Как на духу тебе признаюсь, мой дорогой неизвестный скрапбукер, я не выдержала двух часов. Сбежала из той поликлиники без оглядки и открытку забрала. Боюсь, что, не сделай я этого, общение с врачом могло бы нелучшим образом сказаться на здоровье других пациентов. Особенно тех, что ожидали своей очереди.

Слова на карточке я сумела прочесть, только выйдя из поликлиники. «Будь пациентам родной мамой» – вот чего пожелала эта милая женщина.

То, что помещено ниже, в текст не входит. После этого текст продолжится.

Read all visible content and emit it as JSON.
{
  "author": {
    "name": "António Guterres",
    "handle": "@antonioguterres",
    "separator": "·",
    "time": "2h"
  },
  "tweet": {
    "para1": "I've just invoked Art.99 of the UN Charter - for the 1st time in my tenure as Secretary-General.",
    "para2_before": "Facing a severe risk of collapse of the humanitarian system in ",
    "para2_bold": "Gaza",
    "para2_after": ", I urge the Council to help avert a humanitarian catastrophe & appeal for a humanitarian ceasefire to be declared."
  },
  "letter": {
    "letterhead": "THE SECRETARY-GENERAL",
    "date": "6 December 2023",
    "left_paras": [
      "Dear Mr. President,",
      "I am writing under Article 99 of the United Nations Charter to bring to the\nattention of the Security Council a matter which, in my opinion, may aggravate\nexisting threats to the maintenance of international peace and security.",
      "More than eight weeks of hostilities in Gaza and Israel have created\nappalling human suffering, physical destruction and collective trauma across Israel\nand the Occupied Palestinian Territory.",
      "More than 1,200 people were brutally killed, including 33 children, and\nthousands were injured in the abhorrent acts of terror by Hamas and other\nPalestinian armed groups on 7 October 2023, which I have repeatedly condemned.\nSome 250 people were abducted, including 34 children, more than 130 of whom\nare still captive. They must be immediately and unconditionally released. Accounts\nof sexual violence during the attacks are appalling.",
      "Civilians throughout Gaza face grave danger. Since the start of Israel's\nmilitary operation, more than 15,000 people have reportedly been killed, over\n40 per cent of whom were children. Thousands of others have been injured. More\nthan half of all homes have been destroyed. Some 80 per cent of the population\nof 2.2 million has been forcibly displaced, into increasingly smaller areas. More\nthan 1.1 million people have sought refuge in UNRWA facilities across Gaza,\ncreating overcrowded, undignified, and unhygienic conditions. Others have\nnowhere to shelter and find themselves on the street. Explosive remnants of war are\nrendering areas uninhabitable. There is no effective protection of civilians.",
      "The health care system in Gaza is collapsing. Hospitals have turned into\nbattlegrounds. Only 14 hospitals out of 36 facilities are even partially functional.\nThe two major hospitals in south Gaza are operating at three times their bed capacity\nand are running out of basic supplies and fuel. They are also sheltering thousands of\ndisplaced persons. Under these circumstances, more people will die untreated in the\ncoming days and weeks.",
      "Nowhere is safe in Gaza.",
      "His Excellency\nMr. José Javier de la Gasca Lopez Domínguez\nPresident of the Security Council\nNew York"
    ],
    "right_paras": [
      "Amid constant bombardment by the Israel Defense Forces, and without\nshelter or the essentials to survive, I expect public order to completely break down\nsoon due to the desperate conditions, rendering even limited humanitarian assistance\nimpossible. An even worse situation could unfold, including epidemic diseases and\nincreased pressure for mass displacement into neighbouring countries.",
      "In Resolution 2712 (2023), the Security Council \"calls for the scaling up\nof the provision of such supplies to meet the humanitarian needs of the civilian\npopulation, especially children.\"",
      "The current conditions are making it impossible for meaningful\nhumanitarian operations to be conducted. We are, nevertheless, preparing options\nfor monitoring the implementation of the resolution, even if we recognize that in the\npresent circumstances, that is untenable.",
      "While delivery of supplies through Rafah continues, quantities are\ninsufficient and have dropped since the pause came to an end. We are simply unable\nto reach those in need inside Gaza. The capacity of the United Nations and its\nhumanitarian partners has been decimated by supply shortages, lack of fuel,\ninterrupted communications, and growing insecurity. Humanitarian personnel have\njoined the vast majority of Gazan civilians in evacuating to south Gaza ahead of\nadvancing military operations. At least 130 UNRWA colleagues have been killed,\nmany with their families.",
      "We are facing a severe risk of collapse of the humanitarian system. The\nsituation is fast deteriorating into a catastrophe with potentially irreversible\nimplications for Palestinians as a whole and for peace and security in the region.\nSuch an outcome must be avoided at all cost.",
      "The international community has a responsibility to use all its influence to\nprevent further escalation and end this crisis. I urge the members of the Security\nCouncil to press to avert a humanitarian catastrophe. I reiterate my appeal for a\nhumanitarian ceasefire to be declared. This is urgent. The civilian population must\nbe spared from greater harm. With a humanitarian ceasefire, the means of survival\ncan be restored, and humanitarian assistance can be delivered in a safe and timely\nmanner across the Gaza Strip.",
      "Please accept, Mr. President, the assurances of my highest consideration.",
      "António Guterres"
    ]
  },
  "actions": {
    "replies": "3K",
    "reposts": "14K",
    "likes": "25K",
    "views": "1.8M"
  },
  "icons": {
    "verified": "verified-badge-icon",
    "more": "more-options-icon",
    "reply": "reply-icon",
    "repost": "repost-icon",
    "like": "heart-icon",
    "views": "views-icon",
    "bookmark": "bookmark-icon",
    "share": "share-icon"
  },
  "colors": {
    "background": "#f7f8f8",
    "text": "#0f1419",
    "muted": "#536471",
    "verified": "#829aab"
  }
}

В рабочем дне, как известно, обычно бывает восемь часов, и я решила себе на радость попробовать карточку на еще одном получателе.

Дверь мне открыла пухлая девушка в очках с тихим голосом и медленными, робкими движениями. Она долго мутозила листок и, в конце концов, каллиграфическим почерком вывела: «Стань звиздой!» Да, так и написала, через букву «и».

Ну, круглое кулинарное изделие из жидкого теста, зачем я только зашла в эту квартиру? Вот уж и вправду, в те два часа работа у меня была ходячая. Первым делом девушка сходила в канцелярский магазин на углу, купила большой альбом формата А3 и пачку маркеров. На первом листе она размашисто написала: «Привет! Меня зовут Лена, я брюнетка с маленькой грудью и кривыми ногами». «Не такие уж и кривые, бывают намного хуже», – хотела возразить я, но в силу почтальонского принципа воздержалась. Уж лучше бы честно написала, что сутулится и грызет ногти. С этим плакатом «звизда» вышла во двор и сделала два круга вокруг дома. Я держалась поодаль, всячески подчеркивая, что не имею к ней никакого отношения.

Потом она напялила фиолетовые гетры, туфли на подошве толщиной в кирпич, розовую юбку и нацепила на каждую руку штук по десять браслетов, будто дикарь племени мумба-юмба перед ритуальным жертвоприношением.

На новом плакате девчонка накарябяла: «Ну как вам мой лук?» – и прошла целых три круга. Сколько я ни пялилась на нее, никакого лука не обнаружила – ни зеленого, ни репчатого, ни такого, из которого пускают стрелы. На обратном пути она споткнулась на лестнице и поцарапала коленку.

«Только что отбилась от маньяка в подъезде! Расбила каленку. Намазала иодом – щипит» – с этим плакатом ей, слава богу, хватило одного круга. Хотя содержание плаката меня возмутило: это я, что ли, маньяк? Я ни на кого не нападала!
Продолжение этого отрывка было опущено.